Alonso citó lo que he relatado, como ejemplo —dijo Bar Hhasdai—, cuando ciertos judíos fueron acusados de ocultar el cadáver de un cristiano, que, después de todo, resultó haber sido arrojado a la casa de uno de ellos por su deudor cristiano, quien le debía una suma de dinero que no estaba dispuesto a pagar. Así se nos ha amontonado oprobio y contumelia, sin que tengamos poder para vengarnos; porque el Señor ha olvidado el estrado de sus pies en el día de su ira.
«¿A quién o qué llamas el estrado de sus pies?»
«En general, toda la tierra; pero en particular, Jerusalén.»
«Ya que admites que Dios te ha olvidado, debes someterte a tu castigo judicial.» «¡Señora, es duro! Fácil de decir, pero difícil de hacer.» El único consuelo es saber que se avecinan buenos tiempos, cuando los propios gentiles nos apresuren a llegar a nuestra ciudad, incluso cargándonos a hombros
. "¿De verdad lo crees?"
"¡Literalmente!", dijo Bar Hhasdai. "Pero no espero vivir para verlo."
"Eres joven todavía..."
"¡Ah, no! Soy muy viejo y estoy agotado por una vida de problemas."

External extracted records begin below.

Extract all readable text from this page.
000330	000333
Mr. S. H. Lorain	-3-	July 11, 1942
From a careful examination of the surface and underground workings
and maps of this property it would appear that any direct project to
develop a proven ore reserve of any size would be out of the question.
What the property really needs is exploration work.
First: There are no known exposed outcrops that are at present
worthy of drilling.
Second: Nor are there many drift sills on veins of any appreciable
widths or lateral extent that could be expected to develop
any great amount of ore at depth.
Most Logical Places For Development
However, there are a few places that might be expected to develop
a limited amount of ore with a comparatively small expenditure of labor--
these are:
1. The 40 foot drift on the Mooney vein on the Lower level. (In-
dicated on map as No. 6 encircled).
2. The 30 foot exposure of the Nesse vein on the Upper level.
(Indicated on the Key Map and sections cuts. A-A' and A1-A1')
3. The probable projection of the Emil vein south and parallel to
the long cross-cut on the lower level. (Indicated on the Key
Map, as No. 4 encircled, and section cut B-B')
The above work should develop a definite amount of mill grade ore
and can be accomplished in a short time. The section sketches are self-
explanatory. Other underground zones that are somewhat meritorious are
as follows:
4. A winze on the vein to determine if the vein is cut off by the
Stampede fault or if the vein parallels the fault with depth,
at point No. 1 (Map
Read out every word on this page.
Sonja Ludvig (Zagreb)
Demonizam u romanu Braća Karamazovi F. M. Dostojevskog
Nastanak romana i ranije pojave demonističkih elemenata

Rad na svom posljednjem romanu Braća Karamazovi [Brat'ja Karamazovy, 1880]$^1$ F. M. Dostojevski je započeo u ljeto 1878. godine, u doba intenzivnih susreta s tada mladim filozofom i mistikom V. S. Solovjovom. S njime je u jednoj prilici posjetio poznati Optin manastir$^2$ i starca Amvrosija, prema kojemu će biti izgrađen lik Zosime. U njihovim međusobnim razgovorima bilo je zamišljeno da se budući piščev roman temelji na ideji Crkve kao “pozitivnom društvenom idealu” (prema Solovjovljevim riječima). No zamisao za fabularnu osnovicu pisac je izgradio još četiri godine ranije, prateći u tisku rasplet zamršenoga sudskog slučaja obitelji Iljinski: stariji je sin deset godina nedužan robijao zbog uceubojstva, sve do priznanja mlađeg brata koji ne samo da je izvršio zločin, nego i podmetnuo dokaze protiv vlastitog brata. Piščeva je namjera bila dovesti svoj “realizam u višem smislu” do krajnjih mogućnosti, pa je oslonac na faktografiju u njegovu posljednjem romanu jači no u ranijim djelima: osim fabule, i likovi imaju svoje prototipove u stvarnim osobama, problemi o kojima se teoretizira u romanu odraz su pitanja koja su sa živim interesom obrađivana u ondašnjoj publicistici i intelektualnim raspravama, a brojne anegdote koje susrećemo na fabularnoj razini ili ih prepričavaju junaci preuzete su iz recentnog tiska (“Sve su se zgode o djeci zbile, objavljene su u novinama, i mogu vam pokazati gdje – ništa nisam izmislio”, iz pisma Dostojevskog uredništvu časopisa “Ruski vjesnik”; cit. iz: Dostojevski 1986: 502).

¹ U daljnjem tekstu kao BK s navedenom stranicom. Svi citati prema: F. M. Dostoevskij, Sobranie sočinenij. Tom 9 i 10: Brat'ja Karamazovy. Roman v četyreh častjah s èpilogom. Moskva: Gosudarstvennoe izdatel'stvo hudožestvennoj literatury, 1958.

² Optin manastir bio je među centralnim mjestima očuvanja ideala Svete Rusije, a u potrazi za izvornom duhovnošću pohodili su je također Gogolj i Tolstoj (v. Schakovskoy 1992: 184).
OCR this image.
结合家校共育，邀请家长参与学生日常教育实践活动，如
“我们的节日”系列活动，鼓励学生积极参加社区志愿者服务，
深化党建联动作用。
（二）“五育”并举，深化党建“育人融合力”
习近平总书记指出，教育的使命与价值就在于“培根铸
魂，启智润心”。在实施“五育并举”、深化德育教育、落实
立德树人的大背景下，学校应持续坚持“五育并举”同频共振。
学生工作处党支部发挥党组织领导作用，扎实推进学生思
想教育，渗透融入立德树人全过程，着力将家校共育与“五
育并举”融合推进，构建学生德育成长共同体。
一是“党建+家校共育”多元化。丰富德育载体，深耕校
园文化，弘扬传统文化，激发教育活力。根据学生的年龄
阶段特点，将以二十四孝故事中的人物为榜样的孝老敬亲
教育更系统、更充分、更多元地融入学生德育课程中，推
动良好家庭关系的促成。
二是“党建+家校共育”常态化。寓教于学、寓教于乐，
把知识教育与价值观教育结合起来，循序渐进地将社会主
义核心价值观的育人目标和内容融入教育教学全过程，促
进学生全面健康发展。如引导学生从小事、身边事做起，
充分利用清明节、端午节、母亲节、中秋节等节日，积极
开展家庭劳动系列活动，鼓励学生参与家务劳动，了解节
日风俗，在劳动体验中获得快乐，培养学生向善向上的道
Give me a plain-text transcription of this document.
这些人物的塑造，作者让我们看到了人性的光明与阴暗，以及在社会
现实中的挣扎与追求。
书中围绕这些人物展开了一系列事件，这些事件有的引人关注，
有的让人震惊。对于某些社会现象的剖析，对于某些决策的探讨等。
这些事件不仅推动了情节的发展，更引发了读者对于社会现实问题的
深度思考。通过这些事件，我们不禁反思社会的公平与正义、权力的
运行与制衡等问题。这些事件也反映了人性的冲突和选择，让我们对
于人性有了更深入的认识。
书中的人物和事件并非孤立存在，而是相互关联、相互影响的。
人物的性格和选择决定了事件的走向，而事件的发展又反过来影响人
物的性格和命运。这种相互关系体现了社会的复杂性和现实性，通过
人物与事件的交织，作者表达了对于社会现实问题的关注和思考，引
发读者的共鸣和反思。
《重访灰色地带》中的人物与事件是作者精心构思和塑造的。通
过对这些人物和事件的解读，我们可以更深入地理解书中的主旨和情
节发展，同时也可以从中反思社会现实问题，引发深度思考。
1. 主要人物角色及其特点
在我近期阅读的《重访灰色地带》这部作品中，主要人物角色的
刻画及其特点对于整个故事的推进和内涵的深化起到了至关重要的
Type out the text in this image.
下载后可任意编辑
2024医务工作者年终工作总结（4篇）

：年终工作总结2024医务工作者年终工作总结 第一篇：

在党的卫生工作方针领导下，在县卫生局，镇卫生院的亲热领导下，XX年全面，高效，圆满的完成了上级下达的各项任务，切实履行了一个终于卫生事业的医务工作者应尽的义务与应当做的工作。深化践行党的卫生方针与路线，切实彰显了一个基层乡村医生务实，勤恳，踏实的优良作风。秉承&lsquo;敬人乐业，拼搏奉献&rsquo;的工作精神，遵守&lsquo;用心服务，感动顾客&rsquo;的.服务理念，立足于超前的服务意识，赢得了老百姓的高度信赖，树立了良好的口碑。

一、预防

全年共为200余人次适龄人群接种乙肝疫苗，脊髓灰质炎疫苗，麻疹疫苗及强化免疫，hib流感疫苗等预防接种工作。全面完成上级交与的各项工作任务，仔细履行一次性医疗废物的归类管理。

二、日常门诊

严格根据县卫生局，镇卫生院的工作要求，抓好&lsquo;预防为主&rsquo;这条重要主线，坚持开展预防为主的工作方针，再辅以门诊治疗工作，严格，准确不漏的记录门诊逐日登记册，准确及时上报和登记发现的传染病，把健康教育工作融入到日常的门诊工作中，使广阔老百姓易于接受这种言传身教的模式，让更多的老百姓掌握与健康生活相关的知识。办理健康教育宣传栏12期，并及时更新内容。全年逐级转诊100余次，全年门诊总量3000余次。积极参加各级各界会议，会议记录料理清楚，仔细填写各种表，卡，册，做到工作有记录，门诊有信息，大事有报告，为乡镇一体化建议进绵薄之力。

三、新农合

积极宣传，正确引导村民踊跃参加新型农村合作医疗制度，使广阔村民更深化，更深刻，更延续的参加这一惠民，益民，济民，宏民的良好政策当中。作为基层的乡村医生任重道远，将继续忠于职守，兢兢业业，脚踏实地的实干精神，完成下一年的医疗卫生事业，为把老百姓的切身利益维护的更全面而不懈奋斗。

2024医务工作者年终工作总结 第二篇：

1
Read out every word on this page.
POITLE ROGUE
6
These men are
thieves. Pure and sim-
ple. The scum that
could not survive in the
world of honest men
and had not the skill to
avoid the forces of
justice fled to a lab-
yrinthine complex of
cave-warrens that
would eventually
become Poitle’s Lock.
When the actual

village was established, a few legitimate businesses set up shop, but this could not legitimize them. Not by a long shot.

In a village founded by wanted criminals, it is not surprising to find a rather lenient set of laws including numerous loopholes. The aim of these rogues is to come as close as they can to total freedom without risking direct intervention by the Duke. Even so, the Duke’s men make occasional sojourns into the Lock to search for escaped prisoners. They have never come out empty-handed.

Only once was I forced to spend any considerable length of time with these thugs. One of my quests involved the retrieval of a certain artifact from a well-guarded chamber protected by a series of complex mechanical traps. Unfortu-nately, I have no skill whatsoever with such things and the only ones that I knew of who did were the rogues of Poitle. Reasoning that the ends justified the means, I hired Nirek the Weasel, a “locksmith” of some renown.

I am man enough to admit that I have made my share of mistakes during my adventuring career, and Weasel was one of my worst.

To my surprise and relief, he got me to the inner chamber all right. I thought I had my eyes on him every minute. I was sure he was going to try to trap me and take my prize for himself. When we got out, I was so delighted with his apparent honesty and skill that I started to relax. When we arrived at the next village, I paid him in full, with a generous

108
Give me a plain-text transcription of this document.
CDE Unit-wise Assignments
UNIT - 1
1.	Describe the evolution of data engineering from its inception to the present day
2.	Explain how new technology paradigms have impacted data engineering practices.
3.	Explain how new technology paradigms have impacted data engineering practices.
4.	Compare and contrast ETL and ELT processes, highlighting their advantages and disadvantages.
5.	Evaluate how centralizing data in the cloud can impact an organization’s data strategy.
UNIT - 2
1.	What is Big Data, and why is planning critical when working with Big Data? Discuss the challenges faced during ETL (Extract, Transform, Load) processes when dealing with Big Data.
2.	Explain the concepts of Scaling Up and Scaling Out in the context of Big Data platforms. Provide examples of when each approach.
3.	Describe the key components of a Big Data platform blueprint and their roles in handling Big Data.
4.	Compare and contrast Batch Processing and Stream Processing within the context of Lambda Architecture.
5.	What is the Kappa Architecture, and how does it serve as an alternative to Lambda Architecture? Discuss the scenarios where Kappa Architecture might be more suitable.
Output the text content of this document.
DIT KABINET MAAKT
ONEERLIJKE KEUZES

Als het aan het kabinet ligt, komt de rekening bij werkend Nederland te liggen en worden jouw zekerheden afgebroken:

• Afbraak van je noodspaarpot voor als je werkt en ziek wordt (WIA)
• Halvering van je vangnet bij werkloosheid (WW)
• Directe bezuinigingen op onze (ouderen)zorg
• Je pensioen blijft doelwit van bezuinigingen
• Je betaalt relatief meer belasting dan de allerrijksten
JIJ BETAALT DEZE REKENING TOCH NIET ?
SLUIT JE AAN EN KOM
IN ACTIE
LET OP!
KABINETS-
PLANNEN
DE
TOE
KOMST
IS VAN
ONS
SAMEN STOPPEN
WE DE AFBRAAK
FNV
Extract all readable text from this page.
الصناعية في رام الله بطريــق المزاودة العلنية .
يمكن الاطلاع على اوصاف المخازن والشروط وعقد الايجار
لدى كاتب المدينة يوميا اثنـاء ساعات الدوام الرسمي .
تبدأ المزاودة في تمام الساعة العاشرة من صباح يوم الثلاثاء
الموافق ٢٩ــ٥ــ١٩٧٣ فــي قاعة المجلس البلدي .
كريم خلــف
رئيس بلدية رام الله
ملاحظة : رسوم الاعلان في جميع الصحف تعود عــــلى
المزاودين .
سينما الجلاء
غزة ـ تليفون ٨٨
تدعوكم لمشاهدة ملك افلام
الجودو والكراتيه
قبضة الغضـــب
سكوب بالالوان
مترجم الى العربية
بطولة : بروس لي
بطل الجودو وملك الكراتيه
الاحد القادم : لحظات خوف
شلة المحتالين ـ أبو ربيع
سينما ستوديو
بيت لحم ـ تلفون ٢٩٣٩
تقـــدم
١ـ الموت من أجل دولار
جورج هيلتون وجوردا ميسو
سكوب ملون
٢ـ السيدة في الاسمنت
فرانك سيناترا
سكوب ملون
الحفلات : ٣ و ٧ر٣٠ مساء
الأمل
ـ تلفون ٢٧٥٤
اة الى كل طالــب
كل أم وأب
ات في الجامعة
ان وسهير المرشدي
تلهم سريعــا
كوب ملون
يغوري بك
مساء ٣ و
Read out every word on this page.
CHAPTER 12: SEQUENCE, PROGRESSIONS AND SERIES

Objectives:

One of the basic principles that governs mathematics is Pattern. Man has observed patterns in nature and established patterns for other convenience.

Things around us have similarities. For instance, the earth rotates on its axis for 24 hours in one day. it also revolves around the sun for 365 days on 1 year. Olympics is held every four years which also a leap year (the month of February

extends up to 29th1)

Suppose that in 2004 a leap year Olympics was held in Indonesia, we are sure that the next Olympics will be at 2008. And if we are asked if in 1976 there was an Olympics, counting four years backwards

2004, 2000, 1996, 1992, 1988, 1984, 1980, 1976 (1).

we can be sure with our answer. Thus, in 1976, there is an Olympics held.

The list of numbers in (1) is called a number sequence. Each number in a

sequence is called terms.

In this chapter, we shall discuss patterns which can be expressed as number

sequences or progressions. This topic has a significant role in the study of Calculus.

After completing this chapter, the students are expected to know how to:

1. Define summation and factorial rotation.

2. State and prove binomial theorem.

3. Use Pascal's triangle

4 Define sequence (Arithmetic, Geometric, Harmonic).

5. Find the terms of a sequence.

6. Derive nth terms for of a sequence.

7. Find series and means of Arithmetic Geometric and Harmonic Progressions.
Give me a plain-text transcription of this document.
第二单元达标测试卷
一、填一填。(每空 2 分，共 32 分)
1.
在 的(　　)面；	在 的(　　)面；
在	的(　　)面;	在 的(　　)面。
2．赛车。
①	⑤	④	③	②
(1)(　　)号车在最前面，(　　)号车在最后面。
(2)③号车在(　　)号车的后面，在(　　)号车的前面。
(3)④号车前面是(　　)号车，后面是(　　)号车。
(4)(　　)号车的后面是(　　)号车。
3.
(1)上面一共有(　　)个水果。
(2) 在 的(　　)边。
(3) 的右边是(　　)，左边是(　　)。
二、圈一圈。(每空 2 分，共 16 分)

"Cuéntame la historia de tu vida", dijo la Duquesa con interés. "Dime cómo saliste de España."
"¿Me escucharás?", dijo Bar Hhasdai. "Entonces lo oirás. En el mes de Abib, o, como dirías tú, en marzo del año 5052, o según tus cálculos, 1492, se promulgó un decreto que ordenaba a todos los judíos abandonar Aragón, Castilla y Granada, bajo pena de muerte y confiscación. Por una injusticia refinada, se nos prohibió sacar del país plata, joyas o monedas: debíamos convertir todas nuestras posesiones en letras de cambio. Como nuestros enemigos no nos compraban hasta el último momento, y aun así con un descuento prodigioso, pueden imaginarse la forma en que fuimos saqueados, a menudo obligados a intercambiar una buena casa por un asno, o un campo o viñedo por unas pocas yardas de tela.